D'abord, une antichambre. On me fait asseoir et attendre. Longtemps.
On me fait passer dans une autre pièce. Pas de fenêtre, une table, deux chaises, un ordinateur.
Elle est arrivée, s'est assise sans même me jeter un regard et a ouvert le dossier.
- Qu'est-ce qui s'est passé avec **** en 2007 ?
- Je...
- Brièvement.
- D'accord. Les termes de l'accord étaient....
- Passons. Et là, en 2014 ?
Mon coeur s'accélère. Je rassemble des mots, des faits. Elle me dévisage, lèvres serrées, regard froid.
Les questions s'enchaînent, je ne sais plus depuis combien de temps je suis là, à justifier de mon existence.

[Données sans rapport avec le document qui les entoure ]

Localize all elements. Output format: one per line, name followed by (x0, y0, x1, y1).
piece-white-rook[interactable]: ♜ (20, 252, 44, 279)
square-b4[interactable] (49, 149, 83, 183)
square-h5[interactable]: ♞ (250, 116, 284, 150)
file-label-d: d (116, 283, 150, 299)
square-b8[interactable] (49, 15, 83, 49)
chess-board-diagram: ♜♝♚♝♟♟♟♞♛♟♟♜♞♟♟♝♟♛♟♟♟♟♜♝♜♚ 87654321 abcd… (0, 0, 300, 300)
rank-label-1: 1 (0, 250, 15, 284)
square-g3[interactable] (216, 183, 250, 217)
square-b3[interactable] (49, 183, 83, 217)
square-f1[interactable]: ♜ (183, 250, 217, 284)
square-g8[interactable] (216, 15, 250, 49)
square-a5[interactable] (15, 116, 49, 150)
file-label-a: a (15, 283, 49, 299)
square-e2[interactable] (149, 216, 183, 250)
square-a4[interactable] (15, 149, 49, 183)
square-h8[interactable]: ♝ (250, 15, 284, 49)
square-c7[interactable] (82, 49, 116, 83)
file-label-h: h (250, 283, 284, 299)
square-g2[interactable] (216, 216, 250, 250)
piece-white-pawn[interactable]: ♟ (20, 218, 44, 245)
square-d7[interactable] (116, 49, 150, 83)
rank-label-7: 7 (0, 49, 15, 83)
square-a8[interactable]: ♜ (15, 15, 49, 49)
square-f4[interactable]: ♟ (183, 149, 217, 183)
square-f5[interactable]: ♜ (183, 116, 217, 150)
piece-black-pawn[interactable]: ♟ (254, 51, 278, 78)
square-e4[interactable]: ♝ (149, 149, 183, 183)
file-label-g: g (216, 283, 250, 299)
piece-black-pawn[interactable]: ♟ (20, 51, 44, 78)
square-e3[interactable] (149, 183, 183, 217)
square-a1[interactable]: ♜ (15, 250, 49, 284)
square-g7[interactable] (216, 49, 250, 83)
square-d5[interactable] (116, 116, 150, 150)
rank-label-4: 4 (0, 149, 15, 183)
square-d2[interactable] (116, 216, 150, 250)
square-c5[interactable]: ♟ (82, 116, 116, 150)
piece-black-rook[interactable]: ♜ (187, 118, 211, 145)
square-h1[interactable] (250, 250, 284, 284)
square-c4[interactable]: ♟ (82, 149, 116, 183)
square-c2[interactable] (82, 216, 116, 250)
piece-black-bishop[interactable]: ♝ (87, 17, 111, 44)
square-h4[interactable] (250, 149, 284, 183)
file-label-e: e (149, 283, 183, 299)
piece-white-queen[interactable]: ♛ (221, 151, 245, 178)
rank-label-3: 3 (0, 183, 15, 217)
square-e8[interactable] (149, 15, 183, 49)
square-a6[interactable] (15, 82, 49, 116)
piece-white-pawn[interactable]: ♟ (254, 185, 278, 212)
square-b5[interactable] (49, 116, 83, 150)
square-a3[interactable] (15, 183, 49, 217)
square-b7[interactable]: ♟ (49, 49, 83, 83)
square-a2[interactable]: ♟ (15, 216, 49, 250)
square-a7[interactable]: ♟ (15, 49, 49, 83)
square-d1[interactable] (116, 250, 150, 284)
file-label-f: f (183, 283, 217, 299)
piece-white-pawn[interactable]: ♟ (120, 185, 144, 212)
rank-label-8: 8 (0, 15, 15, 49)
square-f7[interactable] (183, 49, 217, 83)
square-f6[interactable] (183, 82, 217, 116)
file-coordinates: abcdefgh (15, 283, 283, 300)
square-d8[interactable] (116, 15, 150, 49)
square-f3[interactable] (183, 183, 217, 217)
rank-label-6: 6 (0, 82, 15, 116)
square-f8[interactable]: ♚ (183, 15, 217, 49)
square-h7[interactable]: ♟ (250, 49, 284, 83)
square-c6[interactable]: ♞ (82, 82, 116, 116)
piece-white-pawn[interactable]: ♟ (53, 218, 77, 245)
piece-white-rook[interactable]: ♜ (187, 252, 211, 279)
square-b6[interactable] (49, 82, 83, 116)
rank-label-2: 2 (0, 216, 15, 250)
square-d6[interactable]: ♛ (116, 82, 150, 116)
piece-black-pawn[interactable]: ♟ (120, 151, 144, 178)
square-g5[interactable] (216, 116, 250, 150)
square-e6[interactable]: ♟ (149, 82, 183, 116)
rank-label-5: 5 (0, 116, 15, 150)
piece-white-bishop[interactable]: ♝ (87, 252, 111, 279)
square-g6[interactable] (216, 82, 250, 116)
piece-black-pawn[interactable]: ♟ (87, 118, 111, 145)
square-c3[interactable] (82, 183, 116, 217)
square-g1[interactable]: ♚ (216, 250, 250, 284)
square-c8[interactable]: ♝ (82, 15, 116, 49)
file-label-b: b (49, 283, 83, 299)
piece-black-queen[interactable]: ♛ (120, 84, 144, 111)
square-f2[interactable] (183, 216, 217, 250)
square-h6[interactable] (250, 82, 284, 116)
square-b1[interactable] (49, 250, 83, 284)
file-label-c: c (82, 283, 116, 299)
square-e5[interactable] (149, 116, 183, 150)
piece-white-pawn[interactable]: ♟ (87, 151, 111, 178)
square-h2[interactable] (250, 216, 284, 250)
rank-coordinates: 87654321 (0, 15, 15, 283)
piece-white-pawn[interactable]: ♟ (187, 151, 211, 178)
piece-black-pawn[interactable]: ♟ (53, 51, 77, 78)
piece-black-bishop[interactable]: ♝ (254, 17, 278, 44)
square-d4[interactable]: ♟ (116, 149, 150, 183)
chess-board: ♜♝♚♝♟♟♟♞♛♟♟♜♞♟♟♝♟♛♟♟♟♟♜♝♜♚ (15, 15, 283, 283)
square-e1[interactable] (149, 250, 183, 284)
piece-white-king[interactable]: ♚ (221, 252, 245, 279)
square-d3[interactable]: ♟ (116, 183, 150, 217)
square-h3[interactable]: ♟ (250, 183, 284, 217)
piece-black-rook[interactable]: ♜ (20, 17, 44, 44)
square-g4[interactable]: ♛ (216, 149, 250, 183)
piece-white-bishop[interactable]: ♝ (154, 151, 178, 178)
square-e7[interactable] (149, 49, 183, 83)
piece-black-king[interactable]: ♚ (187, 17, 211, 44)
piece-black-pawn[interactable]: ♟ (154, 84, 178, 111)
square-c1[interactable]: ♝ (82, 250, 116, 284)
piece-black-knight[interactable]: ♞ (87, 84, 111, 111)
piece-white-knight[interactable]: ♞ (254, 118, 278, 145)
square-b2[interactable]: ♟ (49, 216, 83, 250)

La pièce m'étouffe et un néon clignote. J'essaie d'empêcher mes mains de se tordre. Je n'ose pas demander où sont les toilettes.
Elle se lève et désigne l'ordinateur :
- Vous avez 30 minutes pour agencer les données.
Elle sort. J'essaie de me concentrer.
Peut-être que si je fais vite, on me laissera partir.
La machine plante. Trou noir. Panique. Il faut vraiment que j'aille pisser.
J'ouvre la porte mais il n'y a qu'un long couloir où s'alignent des portes anonymes.
Je retourne à la machine et j'essaie des combinaisons. L'écran se rallume mais réclame un mot de passe. Le temps file et je veux me sortir de là.
Réfléchir, vite... La touche Entrée en espérant que ça suffise pour contourner.
Oui ! Je rattrape frénétiquement le retard.
Je ne l'ai pas entendu rentrer.
- Ces sept dernières années, vous n'avez exécuté que de petits contrats. Que s'est-il passé ?
Elle me fixe encore et mes épaules se crispent.
Et ça recommence, question après question.
Après un temps infini, elle dit "Bon." et elle sort en laissant la porte ouverte. J'attends. Longtemps. Elle ne revient pas.
Je traverse l'antichambre, personne ne m'arrête. Je m'aventure dans le couloir. Personne.
Je trouve la porte et je me rue dehors.
De l'air, enfin ! Je respire à longs traits, la sueur me glace le dos. Il fait nuit et j'ai besoin d'un café.
Ils appellent ça un entretien de recrutement.